O Ministério Público interpôs do referido despacho, na parte em que recusou a aplicação, por inconstitucionalidade, do disposto no citado artigo 86.º, n.º 3, do CPP, recurso de constitucionalidade, ao abrigo, entre outros, da alínea a) do n.º 1 do artigo 70.º da Lei do Tribunal Constitucional (LTC).
Admitido o recurso, pelo Tribunal recorrido, prosseguiram os autos para alegações, tendo o Ministério Público junto deste Tribunal Constitucional concluído nos seguintes termos:
«1. A regra geral da publicidade do inquérito – de que o regime estabelecido no artigo 86º, n.º 3, do CPP, constitui uma excepção – não é constitucionalmente aceitável.
2. Por isso, a norma do nº 3 do artigo 86º do CPP, na parte em que exige que o Juiz de Instrução deve genericamente validar a decisão do Ministério Público da sujeição dos autos a segredo de justiça, durante o inquérito e para “proteger os interesses da investigação” é inconstitucional, por violação dos artigos 20º, nº 3, 32º, nº 5, e 219º da Constituição.
3. Mas mesmo que se não questione a regra geral da publicidade do inquérito, aquela intervenção do juiz de instrução não só se revela desadequada e desnecessária, como também violadora dos artigos 32º, nº 5, e 219º da Constituição, pelo que a norma do artigo 86º, nº 3, do CPP, na dimensão atrás referida, por violação daqueles preceitos constitucionais, é inconstitucional.
4. Termos em que deverá negar-se provimento ao recurso.»
2. Cumpre, pois, apreciar e decidir.
A questão de inconstitucionalidade que constitui objecto do presente recurso foi recentemente apreciada pelo Tribunal Constitucional no seu Acórdão n.º 234/11 (disponível em www.tribunalconstitucional.pt), que, julgando procedente recurso com idêntico objecto ao destes autos, decidiu «não julgar inconstitucional a norma constante do artigo 86.º, n.º 3, do CPP, na redacção da Lei n.º 48/2007, de 29 de Agosto, no segmento em que exige que o Juiz de Instrução valide a decisão do Ministério Público de sujeição de processo crime, durante a fase de inquérito, a segredo de justiça», com a seguinte fundamentação:
«O presente recurso versa o tema das funções do juiz de instrução criminal no processo penal em fase de inquérito, nomeadamente a sua intervenção na determinação da sujeição do processo a segredo de justiça, como meio de evitar as consequências do seu carácter público que a reforma legislativa efectuada em 2007 estendeu à fase pré-acusatória.

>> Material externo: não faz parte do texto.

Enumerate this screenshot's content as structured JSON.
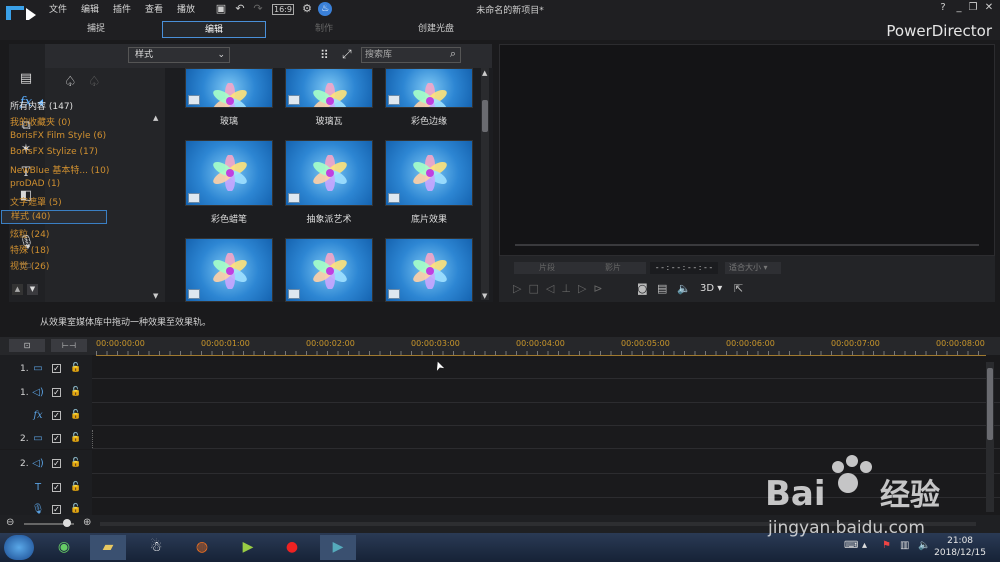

Não compete a este Tribunal emitir qualquer juízo sobre a bondade da solução consagrada por aquela reforma do processo penal, mas apenas avaliar da sua conformidade constitucional.
A decisão recorrida defendeu que a exigência de um Juiz de Instrução Criminal validar a decisão do Ministério Público de colocar um processo em fase de inquérito sob segredo de justiça, viola o modelo constitucional de repartição de funções num processo penal de estrutura acusatória, atribuindo ao juiz de instrução criminal um papel que invade a esfera de competência exclusiva do Ministério Público na direcção da fase pré-acusatória definida pela Constituição.
O artigo 32.º, n.º 5, da Constituição, impõe que o processo penal tenha uma estrutura acusatória.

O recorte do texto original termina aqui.